According to Zachary Mueller, America’s Voice Political Director and lead author of the report: “While immigration will not be a top issue for a majority of all voters, it is an important issue for the MAGA base, and Republicans believe, with sparse evidence,  immigrant-bashing favors their electoral prospects. To that end and as we head toward the final months of the general election, GOP candidates across the country will continue to insert into the debate anti-immigrant rhetoric and  dangerous white nationalist conspiracies that have already led to violence. Republicans are basing their nativist messaging on falsehoods about the U.S. having ‘open borders,’ fentanyl is primarily an immigration issue and that there is a conspiracy to replace white voters with immigrants who are entering the U.S. via an organized invasion. But Republicans have no policy solutions on immigration and their cruelty and chaos approach, that has included separating families and blanket bans on asylum, is seen as extreme by a  majority of Americans outside the MAGA base. On immigration, abortion, access to guns and fealty to Donald Trump and his anti-democratic agenda, Republicans are hoping their extremism can win GOP primaries are not liabilities in the general elections.”

Here are the key takeaways from the America’s Voice report “2022 GOP Messaging Tracker: Analysis of Republicans’ Nativist Narrative Leading into the General Election:

  1. Republican candidates will make nativism an issue in the election as a way to rally their base. Leaders throughout the Party, including Senate Minority Leader Mitch McConnell and House Minority Leader Kevin McCarthy, have made consistent and repeated predictions that their border narrative will be a key part of a midterm victory.  They have followed it up with sustained attention and investment. 

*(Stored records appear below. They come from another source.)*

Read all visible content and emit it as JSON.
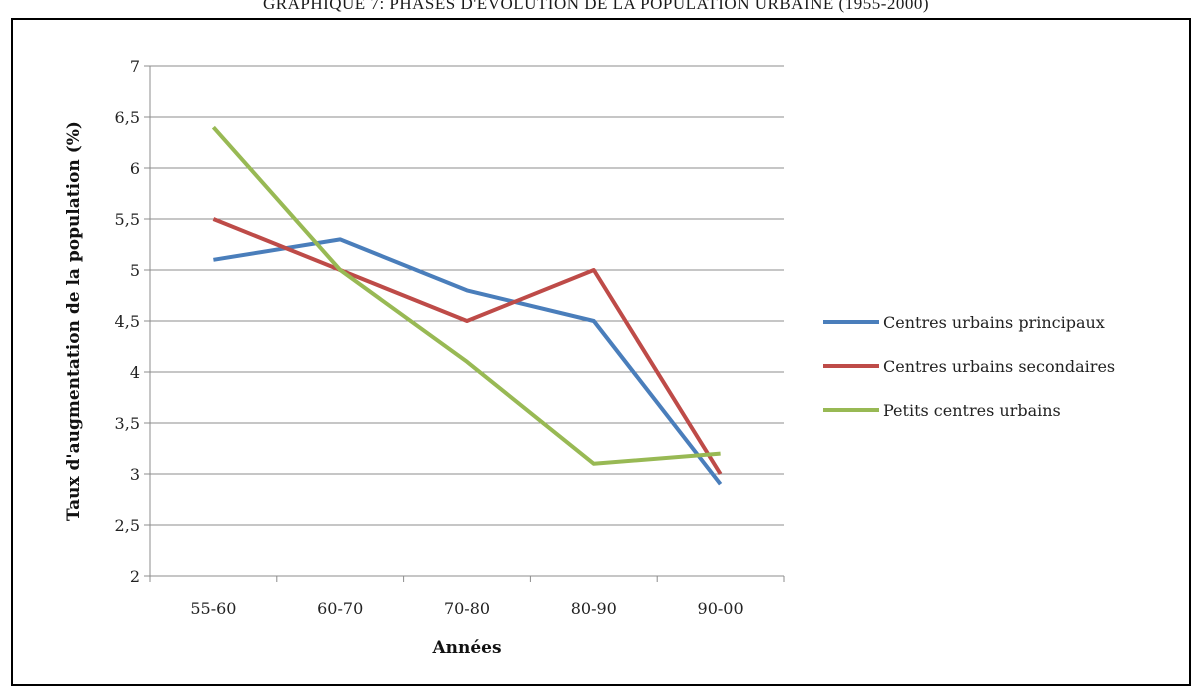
{
  "figure": {
    "caption": "GRAPHIQUE 7: PHASES D'EVOLUTION DE LA POPULATION URBAINE (1955-2000)"
  },
  "chart_data": {
    "type": "line",
    "title": "",
    "xlabel": "Années",
    "ylabel": "Taux d'augmentation de la population (%)",
    "categories": [
      "55-60",
      "60-70",
      "70-80",
      "80-90",
      "90-00"
    ],
    "ylim": [
      2,
      7
    ],
    "yticks": [
      2,
      2.5,
      3,
      3.5,
      4,
      4.5,
      5,
      5.5,
      6,
      6.5,
      7
    ],
    "ytick_labels": [
      "2",
      "2,5",
      "3",
      "3,5",
      "4",
      "4,5",
      "5",
      "5,5",
      "6",
      "6,5",
      "7"
    ],
    "grid": true,
    "legend_position": "right",
    "series": [
      {
        "name": "Centres urbains principaux",
        "color": "#4a7ebb",
        "values": [
          5.1,
          5.3,
          4.8,
          4.5,
          2.9
        ]
      },
      {
        "name": "Centres urbains secondaires",
        "color": "#be4b48",
        "values": [
          5.5,
          5.0,
          4.5,
          5.0,
          3.0
        ]
      },
      {
        "name": "Petits centres urbains",
        "color": "#98b954",
        "values": [
          6.4,
          5.0,
          4.1,
          3.1,
          3.2
        ]
      }
    ]
  }
}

  2. Republican campaigns, superPACs, and political committees are once again spending heavily on anti-immigrant messaging. At America’s Voice, we have found over 2,130 ads and 400 campaign emails that use nativist dog-whistles this cycle. We tracked an average of around 2,700 tweets from Republican candidates and campaigns a month that move anti-immigrant messages. Negative mentions about immigration in right-wing media hover around 4,000 to 6,000 a month
  3. Republicans have three main attack lines: open borders, fentanyl, and “invasion.” All three are based on lies and disinformation. We have identified 360 ads that fear-monger about Democrats’ alleged “open border” policies. We have identified over 330 ads that deploy dog-whistles around drugs and immigration. And over 140 ads that employ the “invasion” and “replacement” rhetoric.  
  4. Republicans have embraced deadly white nationalist conspiracies as an organizing principle, encouraging mass political violence. We have identified over 500 pieces of political messaging that echo the “invasion” and “replacement” conspiracy theories that inspired several domestic terrorists to murder dozens of Americans. As we have seen in Buffalo, El Paso, and elsewhere, these dehumanizing lies can have deadly downstream consequences and fuel anti-democratic attacks.   
  5. Republicans’ nativist border narrative is vulnerable to attack because it is unpopular and untrue. From open borders to fentanyl to invasions, the GOP’s nativist narrative is filled with lies, oversimplifications, and exaggerations.
  6. Republicans have no policy solutions on immigration. There are lots of tweets, photo ops, and tv ads, but very little in the way of actual policy solutions beyond Trump’s wall. Instead, they resort to a cruelty and chaos approach, which the Republican base supports but is wildly unpopular with the rest of the country. The lack of a foundation to the GOP’s narrative makes it ripe for disruption and an opportunity to neutralize this line of attack.